Em 1955, ano de fundação da Revista Brasiliense, percebe-se que o ponto de vista
teórico e prático entre Caio Prado e o PCB já eram bem divergentes. Ao tentar compreender
as particularidades brasileiras, Caio Prado se afastou do PCB e aproximou-se de muitos
autores não-marxistas. Caio Prado afasta-se do PCB ao elaborar uma explicação do Brasil
com base na nossa experiência histórica-social. O autor demonstrou uma inacreditável
autonomia intelectual de 1933 a 1966 representando o seu pensamento uma transição do
dogmatismo marxista-leninista ao marxismo teórico (RICUPERO, 2000, p. 200). Não se
deixou dominar pela interpretação oficial marxista entre 1930 e 1940, desvinculando-se do
Modelo Democrático-Burguês.
Enquanto Caio Prado talvez possuísse uma orientação teórica própria, o Modelo
Democrático-Burguês apoiado pelo PCB seguia a orientação de Lênin e da III Internacional
49
(REIS, 1999). Caio Prado rejeitava a análise de ambos referente ao passado brasileiro e o
projeto revolucionário. A hipótese de Mantega em A Economia Política Brasileira é que Caio
Prado se identifica mais com as ideias da IV Internacional, mesmo que sem se vincular
ortodoxamente a elas.
Veremos à diante a negação de Caio Prado ao feudalismo no Brasil e à revolução
democrático-burguesa, quando o mesmo defende um sub-capitalismo e uma revolução
permanente, resultando o socialismo (REIS, 1999).
Para a instauração do socialismo, Caio Prado defendia que não havia a necessidade de
uma transição para o sistema capitalista, já que para o mesmo o Brasil fora sempre capitalista.
Ele foi o precursor da reflexão marxista que busca entender o caráter não
clássico da constituição do capitalismo no Brasil.Seu objeto de reflexão e
pesquisa é a "especificidade" do tempo histórico brasileiro, que pode ser
conhecida à luz do marxismo desde que se evite repetições teóricas
mecânicas e inadequadas à realidade brasileira (REIS, 1999).

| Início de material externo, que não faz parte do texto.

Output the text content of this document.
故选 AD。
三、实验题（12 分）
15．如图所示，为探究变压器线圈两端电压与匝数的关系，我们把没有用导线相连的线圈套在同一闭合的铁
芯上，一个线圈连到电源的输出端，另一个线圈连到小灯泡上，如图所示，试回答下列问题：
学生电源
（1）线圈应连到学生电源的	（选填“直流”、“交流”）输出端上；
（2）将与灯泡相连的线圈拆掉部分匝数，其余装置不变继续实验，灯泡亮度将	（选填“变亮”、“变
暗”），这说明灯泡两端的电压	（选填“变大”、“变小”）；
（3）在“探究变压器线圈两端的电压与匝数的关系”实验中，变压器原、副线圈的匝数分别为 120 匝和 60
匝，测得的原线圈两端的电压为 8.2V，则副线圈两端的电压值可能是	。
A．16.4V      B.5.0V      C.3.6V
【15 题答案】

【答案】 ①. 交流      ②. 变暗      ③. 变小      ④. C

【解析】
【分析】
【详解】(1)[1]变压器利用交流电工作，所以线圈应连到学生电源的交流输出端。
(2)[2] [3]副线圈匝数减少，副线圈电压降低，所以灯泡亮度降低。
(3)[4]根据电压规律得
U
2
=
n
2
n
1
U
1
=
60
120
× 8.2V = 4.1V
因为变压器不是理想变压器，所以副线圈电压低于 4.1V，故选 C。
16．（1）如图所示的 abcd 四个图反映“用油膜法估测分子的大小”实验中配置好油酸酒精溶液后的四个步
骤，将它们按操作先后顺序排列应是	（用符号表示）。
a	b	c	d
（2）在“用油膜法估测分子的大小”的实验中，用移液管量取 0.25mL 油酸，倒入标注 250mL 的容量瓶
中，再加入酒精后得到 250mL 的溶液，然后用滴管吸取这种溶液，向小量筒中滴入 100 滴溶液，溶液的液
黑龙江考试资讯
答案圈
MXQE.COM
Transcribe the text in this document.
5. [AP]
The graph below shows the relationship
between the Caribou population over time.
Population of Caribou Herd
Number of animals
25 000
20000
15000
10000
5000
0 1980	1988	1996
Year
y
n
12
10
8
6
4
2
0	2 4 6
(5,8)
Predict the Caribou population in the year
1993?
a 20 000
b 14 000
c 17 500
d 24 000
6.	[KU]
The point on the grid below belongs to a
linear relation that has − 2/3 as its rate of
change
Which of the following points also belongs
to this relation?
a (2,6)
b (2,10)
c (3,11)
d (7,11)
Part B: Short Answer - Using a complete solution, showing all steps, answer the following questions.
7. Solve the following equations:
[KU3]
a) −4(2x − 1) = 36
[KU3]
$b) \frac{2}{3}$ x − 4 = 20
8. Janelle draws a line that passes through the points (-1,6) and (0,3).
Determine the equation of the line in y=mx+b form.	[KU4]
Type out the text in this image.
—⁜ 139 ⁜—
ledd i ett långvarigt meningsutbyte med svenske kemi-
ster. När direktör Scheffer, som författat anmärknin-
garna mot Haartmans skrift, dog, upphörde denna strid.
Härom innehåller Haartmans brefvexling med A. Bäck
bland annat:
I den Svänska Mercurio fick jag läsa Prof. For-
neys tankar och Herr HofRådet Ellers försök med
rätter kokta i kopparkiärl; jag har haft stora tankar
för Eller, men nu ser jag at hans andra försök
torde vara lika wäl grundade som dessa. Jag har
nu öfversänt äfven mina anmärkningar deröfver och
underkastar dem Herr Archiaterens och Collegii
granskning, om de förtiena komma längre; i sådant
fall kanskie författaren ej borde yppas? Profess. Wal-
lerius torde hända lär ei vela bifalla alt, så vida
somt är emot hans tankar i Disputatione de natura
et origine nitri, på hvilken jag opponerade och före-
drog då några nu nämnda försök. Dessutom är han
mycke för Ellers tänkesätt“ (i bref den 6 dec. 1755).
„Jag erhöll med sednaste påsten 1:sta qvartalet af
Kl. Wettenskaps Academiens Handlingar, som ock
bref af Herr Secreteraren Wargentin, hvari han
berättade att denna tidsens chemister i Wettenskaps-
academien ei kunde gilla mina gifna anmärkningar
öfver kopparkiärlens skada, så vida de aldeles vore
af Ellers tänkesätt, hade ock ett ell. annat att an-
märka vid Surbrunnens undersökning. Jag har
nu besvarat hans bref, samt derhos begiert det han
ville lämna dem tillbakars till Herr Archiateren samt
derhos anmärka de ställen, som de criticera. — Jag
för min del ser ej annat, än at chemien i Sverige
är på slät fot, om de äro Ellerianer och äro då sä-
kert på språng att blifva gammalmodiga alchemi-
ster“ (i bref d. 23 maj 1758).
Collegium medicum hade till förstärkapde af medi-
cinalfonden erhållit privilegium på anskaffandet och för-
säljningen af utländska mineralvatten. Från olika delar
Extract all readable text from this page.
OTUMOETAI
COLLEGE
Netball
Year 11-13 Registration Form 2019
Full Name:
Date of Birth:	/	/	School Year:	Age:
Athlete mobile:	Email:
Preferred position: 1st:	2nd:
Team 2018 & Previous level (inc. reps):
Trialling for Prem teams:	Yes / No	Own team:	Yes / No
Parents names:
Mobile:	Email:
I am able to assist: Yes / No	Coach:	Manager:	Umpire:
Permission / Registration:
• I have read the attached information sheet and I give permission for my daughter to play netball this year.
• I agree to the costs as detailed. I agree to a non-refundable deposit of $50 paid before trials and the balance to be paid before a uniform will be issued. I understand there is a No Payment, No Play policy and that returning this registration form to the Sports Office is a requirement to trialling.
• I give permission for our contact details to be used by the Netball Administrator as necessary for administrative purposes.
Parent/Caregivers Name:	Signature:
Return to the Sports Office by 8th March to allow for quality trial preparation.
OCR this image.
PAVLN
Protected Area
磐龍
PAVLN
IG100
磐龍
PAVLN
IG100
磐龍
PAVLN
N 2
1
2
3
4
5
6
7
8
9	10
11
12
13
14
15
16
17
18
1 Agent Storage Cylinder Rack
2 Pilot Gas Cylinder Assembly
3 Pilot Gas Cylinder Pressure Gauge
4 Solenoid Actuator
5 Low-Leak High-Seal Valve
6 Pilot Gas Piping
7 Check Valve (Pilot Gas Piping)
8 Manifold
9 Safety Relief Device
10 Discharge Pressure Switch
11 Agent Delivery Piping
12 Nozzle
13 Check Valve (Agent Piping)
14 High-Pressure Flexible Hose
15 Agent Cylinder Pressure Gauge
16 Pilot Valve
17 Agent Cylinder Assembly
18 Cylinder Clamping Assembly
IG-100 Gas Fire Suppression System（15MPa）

Tem-se assim, conhecimento suficiente para discutirmos o Modelo Democrático-
Burguês e o Modelo de Subdesenvolvimento, que enfatizam as principais diferenças de Caio
Prado em relação ao modelo baseado em preceitos marxistas.
3.3.4 O Modelo Democrático-Burguês e o Modelo de Subdesenvolvimento Capitalista
Discutiremos nesta seção o Modelo Democrático- Burguês e o Modelo de
Subdesenvolvimento Capitalista. Vale ressaltar que ao tratar dessas duas correntes, perceber-
se-á que Caio Prado Júnior, mesmo sendo marxista, não apoiou a esquerda marxista
idealizadora do Modelo Democrático-Burguês.
Caio Prado foi contra a ideia democrático-burguesa de que o Brasil não havia atingido
o capitalismo, afirmando que essa tese era uma cópia das explicações dadas aos países
europeus, reforçando seu argumento de o que se tinha em países como o Brasil, era apenas
uma transposição de ideias prontas de países que não contemplavam características periféricas
e atrasadas.
O Modelo Democrático- Burguês, apoiado pela esquerda marxista, sofreu várias
críticas a partir dos anos 60. A própria esquerda marxista questionava os argumentos desse
modelo que defendia que o Brasil tinha desde sua colonização relações de produção
50
semifeudais e a transformação necessária no país aconteceria através de uma revolução
democrático-burguesa (MANTEGA, 1987).
E a grande questão que se colocava no cenário teórico brasileiro de então era
saber a quem cabia a responsabilidade pelo fracasso ou pelas dificuldades do
desenvolvimento sócio-econômico da nação brasileira (MANTEGA, 1987,
p. 210).
O Modelo Democrático-Burguês culpava os latifundiários e as classes pré-capitalistas
pelo fracasso do desenvolvimento brasileiro. Já o Modelo de Subdesenvolvimento Capitalista
interpretava o Brasil como fruto da expansão capitalista mundial, deixando de lado o
argumento de que desde o início o país se encontrava em um sistema feudal, defendendo que
o grande problema brasileiro era a exploração capitalista imperialista sofrida pelo país, o
então subdesenvolvimento capitalista. Assim, não havia uma ausência do capitalismo no
Brasil, mas sim uma dependência para sua expansão.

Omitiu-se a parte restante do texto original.